Benim bu konuda radikal bir önerim var. İstanbul'a dışarıdan gelen araçlar hem Anadolu hem de Avrupa yakasında kurulacak büyük otoparklara park etsin. İşyerleri şehir dışına çıkartılmalı ve otoyollara yakın noktalara kurulmalı. Bir gün tek, bir gün çift plaka uygulaması mutlaka uygulanmalı. Gecekondulaşmanın önüne geçilir, mevcutlar ıslah edilirse, trafik sorunu çözülürse İstanbul'un geleceğiyle ilgili müspet şeyler düşünebiliriz.

İstanbul'da onlarca tarihi mabed var. Bu mabedlerin hali ortada. İstanbul ikibinli yıllara mabedleri ve tarihi eserleri bu halde girmemeli. Allah bu şehri güzel bir mekana oturtmuş. İnsan eli hiç değmese İstanbul'un güzelliği kendine yeter. Ben artık bu şehre dokunmayalım, ellerimizi üzerinden çekelim diyorum.

Tanrı ile insanın kutsal işbirliği

Rav. İzhak Haleva (Türkiye Hahambaşısı Vekili)

Ben İstanbul doğumlu ve İstanbul sevdalısı olarak, gönlümden geçen öncelikli sorunu, ‘‘İstanbul'un doğal ve tarihi dokusunun korunması ve çağdaş gelişmesinin sürdürülmesi’’ başlığı altına her ne giriyorsa, onunla tanımlamak istiyorum. Bence İstanbul yüce Yaradan'ın doğa güzelliğinin her türlüsünü böylesine cömertçe armağan ettiği dünyanın nadir şehirlerinden biridir. Buna, bu güzelim kentte tarih içinde birçok uygarlığın keşismesiyle oluşan tarihsel dokuyu da eklerseniz görürsünüz ki, İstanbul'un yeryüzünün incilerinden biri olması için adeta yüce Yaradan ile insanoğlu arasında kutsal bir işbirliği olmuştur. Bence bunu korumak tarihe karşı olduğu kadar, Tanrı'ya karşı da bir borcumuzdur. Belki de bir İstanbul Bakanlığı kurulması gibi bir önerinin uygun olabileceğini düşünüyorum.

Şimdi demokratik destek var

Ahmet İsvan (İstanbul Belediyesi eski Başkanı)
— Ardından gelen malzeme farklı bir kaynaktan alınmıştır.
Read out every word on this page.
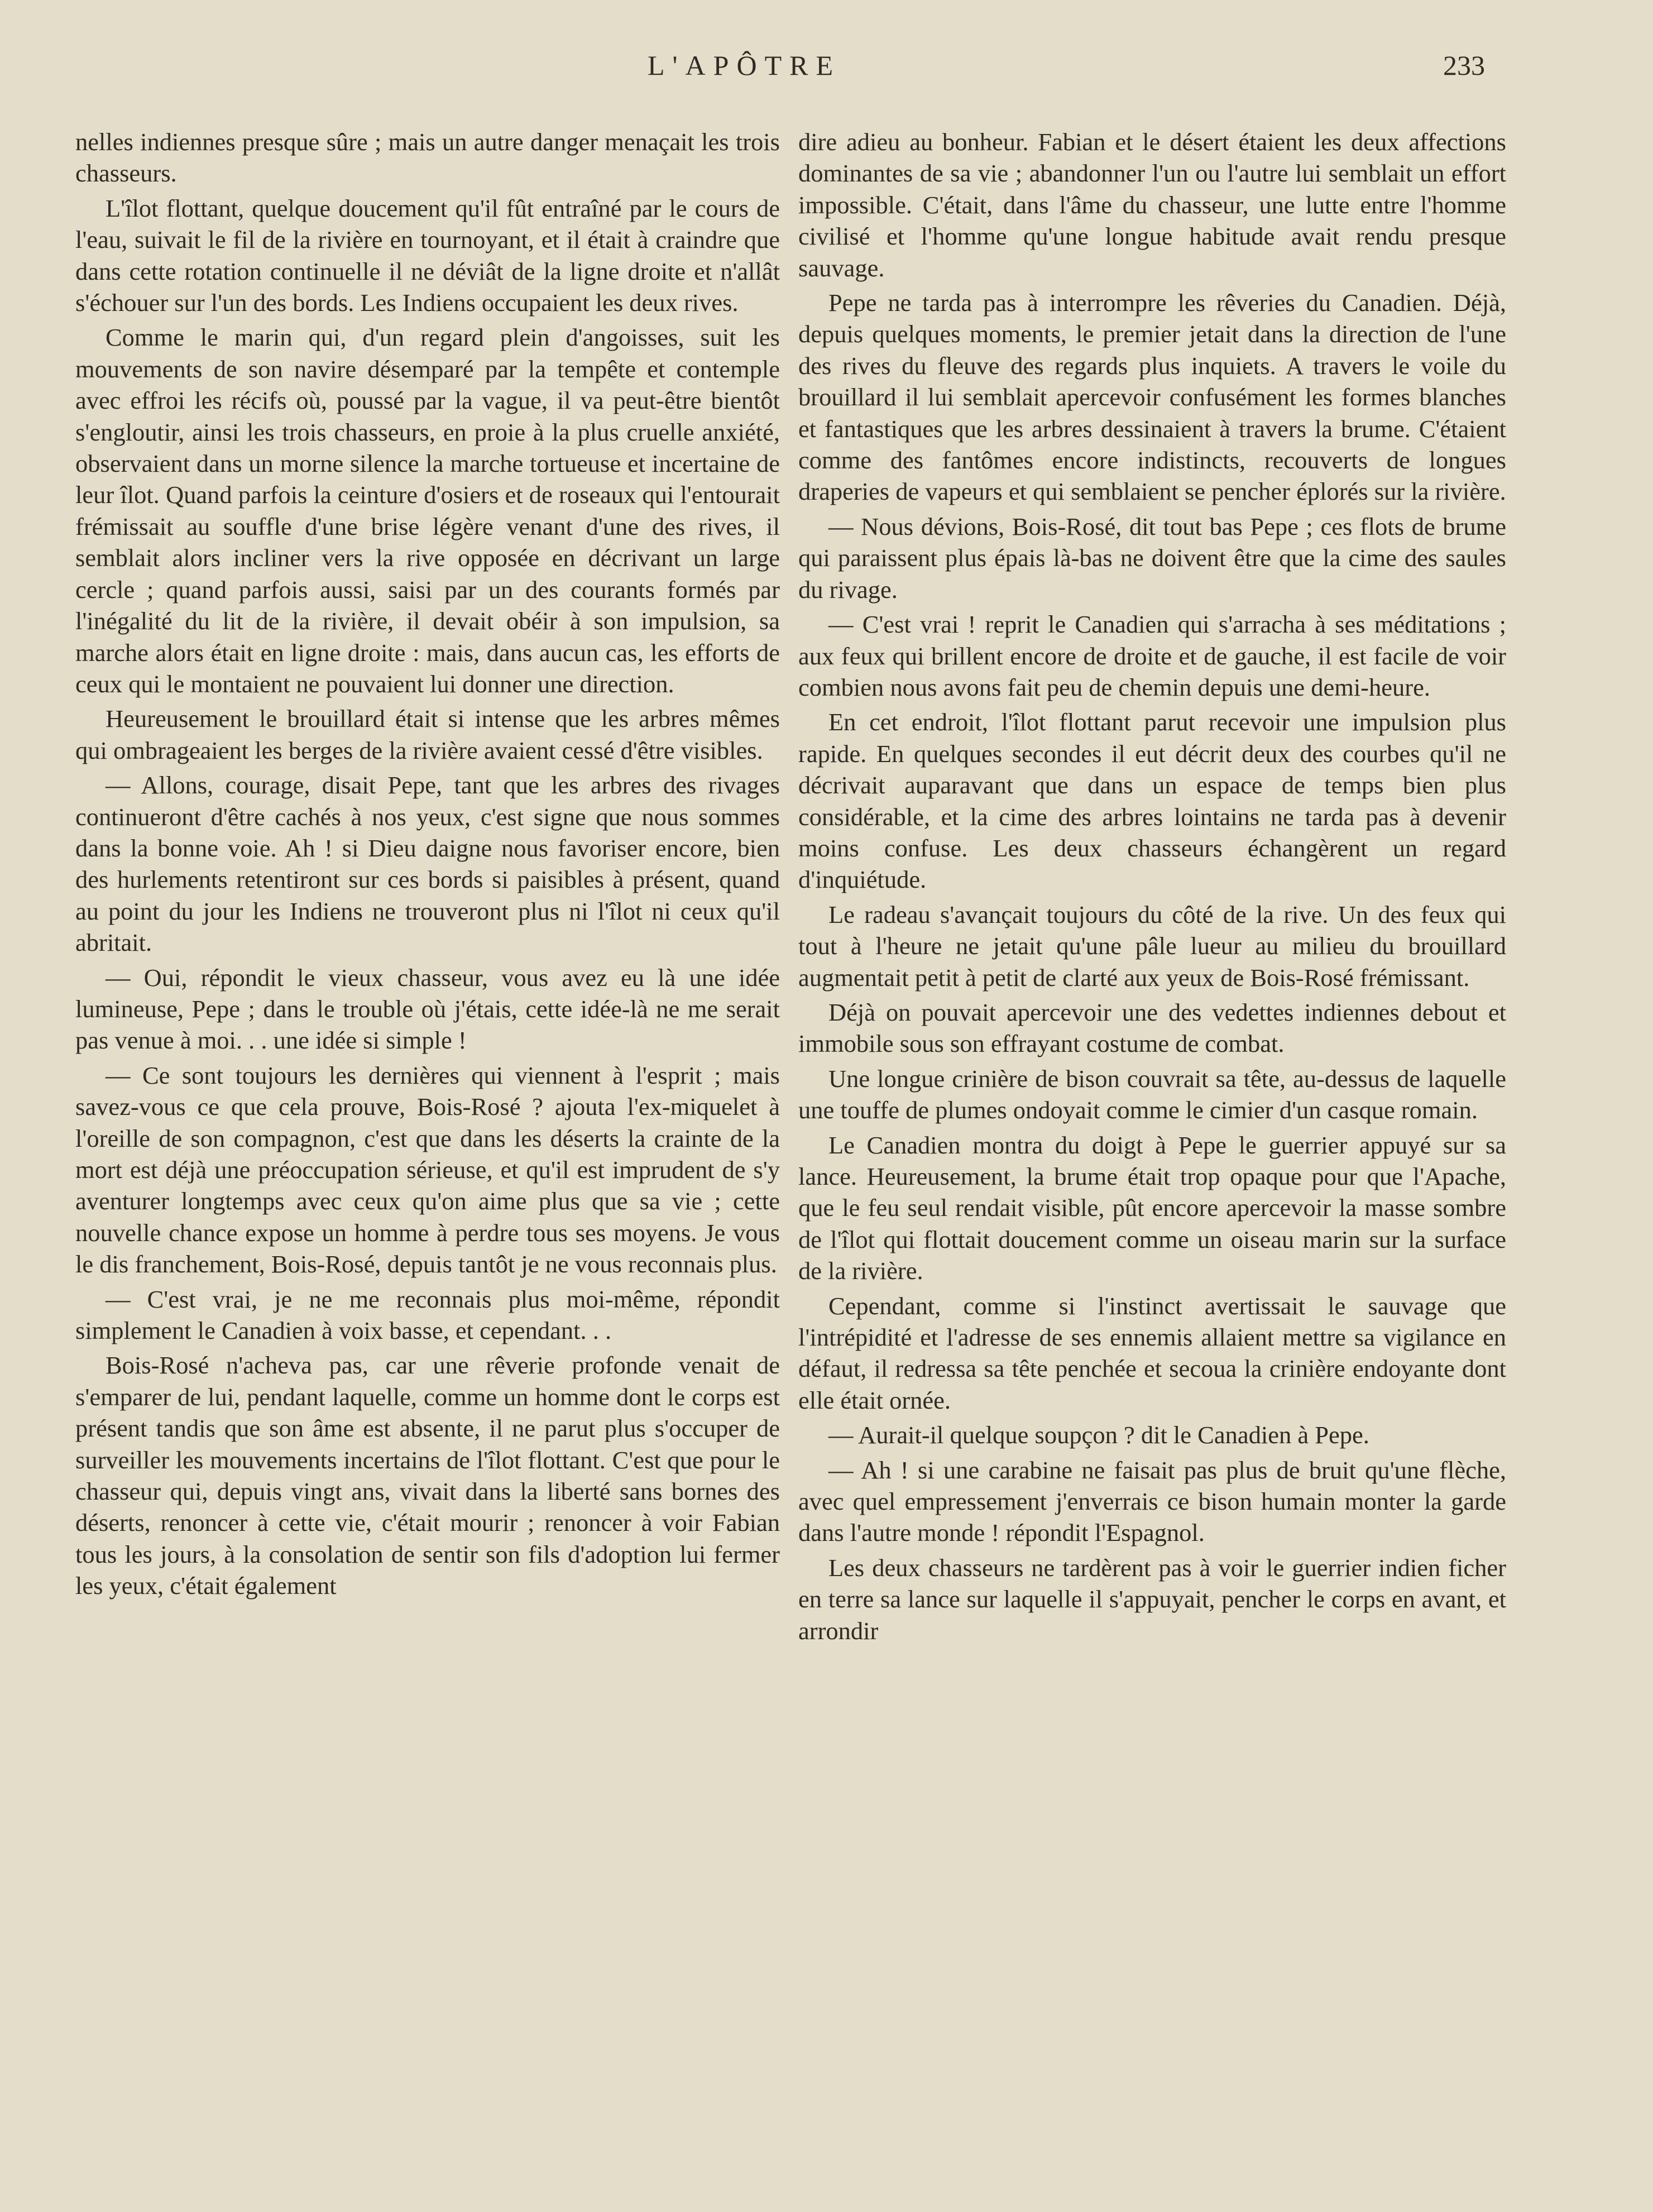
L'APÔTRE	233

nelles indiennes presque sûre ; mais un autre danger menaçait les trois chasseurs.

L'îlot flottant, quelque doucement qu'il fût entraîné par le cours de l'eau, suivait le fil de la rivière en tournoyant, et il était à craindre que dans cette rotation continuelle il ne déviât de la ligne droite et n'allât s'échouer sur l'un des bords. Les Indiens occupaient les deux rives.

Comme le marin qui, d'un regard plein d'angoisses, suit les mouvements de son navire désemparé par la tempête et contemple avec effroi les récifs où, poussé par la vague, il va peut-être bientôt s'engloutir, ainsi les trois chasseurs, en proie à la plus cruelle anxiété, observaient dans un morne silence la marche tortueuse et incertaine de leur îlot. Quand parfois la ceinture d'osiers et de roseaux qui l'entourait frémissait au souffle d'une brise légère venant d'une des rives, il semblait alors incliner vers la rive opposée en décrivant un large cercle ; quand parfois aussi, saisi par un des courants formés par l'inégalité du lit de la rivière, il devait obéir à son impulsion, sa marche alors était en ligne droite : mais, dans aucun cas, les efforts de ceux qui le montaient ne pouvaient lui donner une direction.

Heureusement le brouillard était si intense que les arbres mêmes qui ombrageaient les berges de la rivière avaient cessé d'être visibles.

— Allons, courage, disait Pepe, tant que les arbres des rivages continueront d'être cachés à nos yeux, c'est signe que nous sommes dans la bonne voie. Ah ! si Dieu daigne nous favoriser encore, bien des hurlements retentiront sur ces bords si paisibles à présent, quand au point du jour les Indiens ne trouveront plus ni l'îlot ni ceux qu'il abritait.

— Oui, répondit le vieux chasseur, vous avez eu là une idée lumineuse, Pepe ; dans le trouble où j'étais, cette idée-là ne me serait pas venue à moi. . . une idée si simple !

— Ce sont toujours les dernières qui viennent à l'esprit ; mais savez-vous ce que cela prouve, Bois-Rosé ? ajouta l'ex-miquelet à l'oreille de son compagnon, c'est que dans les déserts la crainte de la mort est déjà une préoccupation sérieuse, et qu'il est imprudent de s'y aventurer longtemps avec ceux qu'on aime plus que sa vie ; cette nouvelle chance expose un homme à perdre tous ses moyens. Je vous le dis franchement, Bois-Rosé, depuis tantôt je ne vous reconnais plus.

— C'est vrai, je ne me reconnais plus moi-même, répondit simplement le Canadien à voix basse, et cependant. . .

Bois-Rosé n'acheva pas, car une rêverie profonde venait de s'emparer de lui, pendant laquelle, comme un homme dont le corps est présent tandis que son âme est absente, il ne parut plus s'occuper de surveiller les mouvements incertains de l'îlot flottant. C'est que pour le chasseur qui, depuis vingt ans, vivait dans la liberté sans bornes des déserts, renoncer à cette vie, c'était mourir ; renoncer à voir Fabian tous les jours, à la consolation de sentir son fils d'adoption lui fermer les yeux, c'était également

dire adieu au bonheur. Fabian et le désert étaient les deux affections dominantes de sa vie ; abandonner l'un ou l'autre lui semblait un effort impossible. C'était, dans l'âme du chasseur, une lutte entre l'homme civilisé et l'homme qu'une longue habitude avait rendu presque sauvage.

Pepe ne tarda pas à interrompre les rêveries du Canadien. Déjà, depuis quelques moments, le premier jetait dans la direction de l'une des rives du fleuve des regards plus inquiets. A travers le voile du brouillard il lui semblait apercevoir confusément les formes blanches et fantastiques que les arbres dessinaient à travers la brume. C'étaient comme des fantômes encore indistincts, recouverts de longues draperies de vapeurs et qui semblaient se pencher éplorés sur la rivière.

— Nous dévions, Bois-Rosé, dit tout bas Pepe ; ces flots de brume qui paraissent plus épais là-bas ne doivent être que la cime des saules du rivage.

— C'est vrai ! reprit le Canadien qui s'arracha à ses méditations ; aux feux qui brillent encore de droite et de gauche, il est facile de voir combien nous avons fait peu de chemin depuis une demi-heure.

En cet endroit, l'îlot flottant parut recevoir une impulsion plus rapide. En quelques secondes il eut décrit deux des courbes qu'il ne décrivait auparavant que dans un espace de temps bien plus considérable, et la cime des arbres lointains ne tarda pas à devenir moins confuse. Les deux chasseurs échangèrent un regard d'inquiétude.

Le radeau s'avançait toujours du côté de la rive. Un des feux qui tout à l'heure ne jetait qu'une pâle lueur au milieu du brouillard augmentait petit à petit de clarté aux yeux de Bois-Rosé frémissant.

Déjà on pouvait apercevoir une des vedettes indiennes debout et immobile sous son effrayant costume de combat.

Une longue crinière de bison couvrait sa tête, au-dessus de laquelle une touffe de plumes ondoyait comme le cimier d'un casque romain.

Le Canadien montra du doigt à Pepe le guerrier appuyé sur sa lance. Heureusement, la brume était trop opaque pour que l'Apache, que le feu seul rendait visible, pût encore apercevoir la masse sombre de l'îlot qui flottait doucement comme un oiseau marin sur la surface de la rivière.

Cependant, comme si l'instinct avertissait le sauvage que l'intrépidité et l'adresse de ses ennemis allaient mettre sa vigilance en défaut, il redressa sa tête penchée et secoua la crinière endoyante dont elle était ornée.

— Aurait-il quelque soupçon ? dit le Canadien à Pepe.

— Ah ! si une carabine ne faisait pas plus de bruit qu'une flèche, avec quel empressement j'enverrais ce bison humain monter la garde dans l'autre monde ! répondit l'Espagnol.

Les deux chasseurs ne tardèrent pas à voir le guerrier indien ficher en terre sa lance sur laquelle il s'appuyait, pencher le corps en avant, et arrondir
Sanıyorum 17 Ağustos'tan beri İstanbul’un birinci sorunu Deprem Korkusu. Istanbul’u yönetenler bir deprem halinde ne boyutta bir felaketle karşılaşacağımızı düşündükçe kabuslar yaşar, fakat gereğini yerine getirmek için, yasal, parasal ve demokratik kamuoyu desteğini bulamazdı.

Belediyenin maddi kaynaklarını yol, asfalt, su, çocuk bahçesi gibi halkın göreceği alanlarından kesip, hiç göze gözükmeyecek olan deprem hazırlıklarına, bina kalitesi denetimine harcayan bir belediye başkanının 17 Ağustos'tan önce ne derece destek görecegini tasavvur eder misiniz?! Neyse, şimdi bu demokratik destek var.

İstanbul’da, örneğin, günde 10 bin inşaat ve tadilat yapılır. Bunları etkili biçimde denetlemek için yeterli teknik personel, hiç olmamıştır.

Gerçek bu iken, geçmişte de, bilimin sesini dile getirerek, betonarme şartnamesi yükseltilmiş, fakat o şartnameyi uygulayacak denetim personeli ve araçlarının öneminin, şartname kadar büyük olduğu gözardı edilmiştir.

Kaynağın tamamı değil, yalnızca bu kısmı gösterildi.